Drought Exposes Risk Under Boston

Hidden underneath Boston is a web of 800 wells.

"This well network is really the canary in the coal mine. This is the warning sign," said Christian Simonelli, executive director of Boston Groundwater Trust.

The well levels are so key because so much of Boston is filled in.

"All this Back Bay area, South End, has been filled in," he said while showing maps outlining the city's expansion hundreds of years ago.

Many buildings in those areas, constructed on the weak fill, are supported by wood pilings underground.

If that wood suddenly sits outside of groundwater, it can rot.

"We have to make sure the groundwater level is always above the tops of those pilings," notes Simonelli.

Right now, the levels are dropping due to drought.
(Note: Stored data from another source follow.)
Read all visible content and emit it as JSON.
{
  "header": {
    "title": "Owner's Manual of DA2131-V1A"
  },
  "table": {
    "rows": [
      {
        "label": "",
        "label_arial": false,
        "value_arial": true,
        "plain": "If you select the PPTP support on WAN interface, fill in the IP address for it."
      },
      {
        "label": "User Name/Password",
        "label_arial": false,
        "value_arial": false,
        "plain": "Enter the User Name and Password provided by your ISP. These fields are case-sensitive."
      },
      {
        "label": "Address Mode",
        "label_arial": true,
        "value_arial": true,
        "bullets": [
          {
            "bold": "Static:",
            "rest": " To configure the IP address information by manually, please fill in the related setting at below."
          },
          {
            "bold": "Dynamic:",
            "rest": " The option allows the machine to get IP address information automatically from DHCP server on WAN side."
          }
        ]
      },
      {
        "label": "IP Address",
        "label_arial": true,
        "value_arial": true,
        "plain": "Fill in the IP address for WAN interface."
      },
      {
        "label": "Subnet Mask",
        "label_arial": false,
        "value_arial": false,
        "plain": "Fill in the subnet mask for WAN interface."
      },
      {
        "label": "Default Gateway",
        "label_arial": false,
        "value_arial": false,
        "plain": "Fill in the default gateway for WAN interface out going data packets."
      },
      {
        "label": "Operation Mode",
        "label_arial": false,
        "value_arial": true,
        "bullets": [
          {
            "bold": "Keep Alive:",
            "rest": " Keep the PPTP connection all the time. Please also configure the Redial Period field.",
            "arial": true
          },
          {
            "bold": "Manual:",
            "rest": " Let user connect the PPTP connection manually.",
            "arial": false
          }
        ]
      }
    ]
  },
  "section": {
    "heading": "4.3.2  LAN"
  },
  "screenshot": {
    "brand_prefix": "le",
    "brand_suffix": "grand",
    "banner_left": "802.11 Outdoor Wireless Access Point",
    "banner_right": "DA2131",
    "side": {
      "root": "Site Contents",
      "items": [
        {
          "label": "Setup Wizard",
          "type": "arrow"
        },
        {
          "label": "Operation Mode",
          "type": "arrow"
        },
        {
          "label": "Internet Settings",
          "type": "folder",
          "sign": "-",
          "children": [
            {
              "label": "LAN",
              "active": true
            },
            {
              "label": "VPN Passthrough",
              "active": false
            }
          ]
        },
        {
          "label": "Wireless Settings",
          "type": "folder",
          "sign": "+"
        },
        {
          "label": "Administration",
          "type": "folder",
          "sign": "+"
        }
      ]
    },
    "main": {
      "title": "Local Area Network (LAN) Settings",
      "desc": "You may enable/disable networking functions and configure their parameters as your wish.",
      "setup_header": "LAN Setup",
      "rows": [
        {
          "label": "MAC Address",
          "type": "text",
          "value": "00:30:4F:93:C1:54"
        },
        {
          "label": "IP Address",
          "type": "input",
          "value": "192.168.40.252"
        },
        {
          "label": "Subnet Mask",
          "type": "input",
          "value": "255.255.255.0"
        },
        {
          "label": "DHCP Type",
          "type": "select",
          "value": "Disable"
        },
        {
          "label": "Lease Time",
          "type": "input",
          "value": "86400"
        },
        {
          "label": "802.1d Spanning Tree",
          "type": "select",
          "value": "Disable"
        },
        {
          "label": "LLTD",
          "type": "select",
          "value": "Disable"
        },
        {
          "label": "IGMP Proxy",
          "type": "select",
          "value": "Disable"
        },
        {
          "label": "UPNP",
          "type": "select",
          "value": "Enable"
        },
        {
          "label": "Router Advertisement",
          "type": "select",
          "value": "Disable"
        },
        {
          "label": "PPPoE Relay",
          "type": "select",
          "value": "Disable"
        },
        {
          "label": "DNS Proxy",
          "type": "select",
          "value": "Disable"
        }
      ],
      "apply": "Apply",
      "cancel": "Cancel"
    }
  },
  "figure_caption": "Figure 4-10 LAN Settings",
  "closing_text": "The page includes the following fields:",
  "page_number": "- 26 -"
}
"It's really been a slow steady decline in groundwater levels since May," he said.

A property in the South End provides a classic example of what happens after prolonged low water levels.

"In some areas they had rotted away or were not exist any at all," said John Holland of the pilings under the building he is currently renovating.

That rot left the building's facade, which Holland hoped to preserve in a rehab project, unsteady.

"It drove out a change in the project, where we had to go back to the historical commission and get permission to remove the entire structure," he said of the challenges he faced. It's something he's faced in other projects in Boston as well.

The extra steps delayed the South End project by about a year, and cost money.

"The older fabric of these buildings in these neighborhoods is why people want to relocate down here so building a brand new building is, I believe, less valuable than a persevered building with new behind it," he added.

The rot in his South End building happened over a long period of time. And officials in Boston say it does in fact take years for damage to occur because of rot. So, while they continue to monitor levels during this drought, they're not worried about widespread damage in the short term.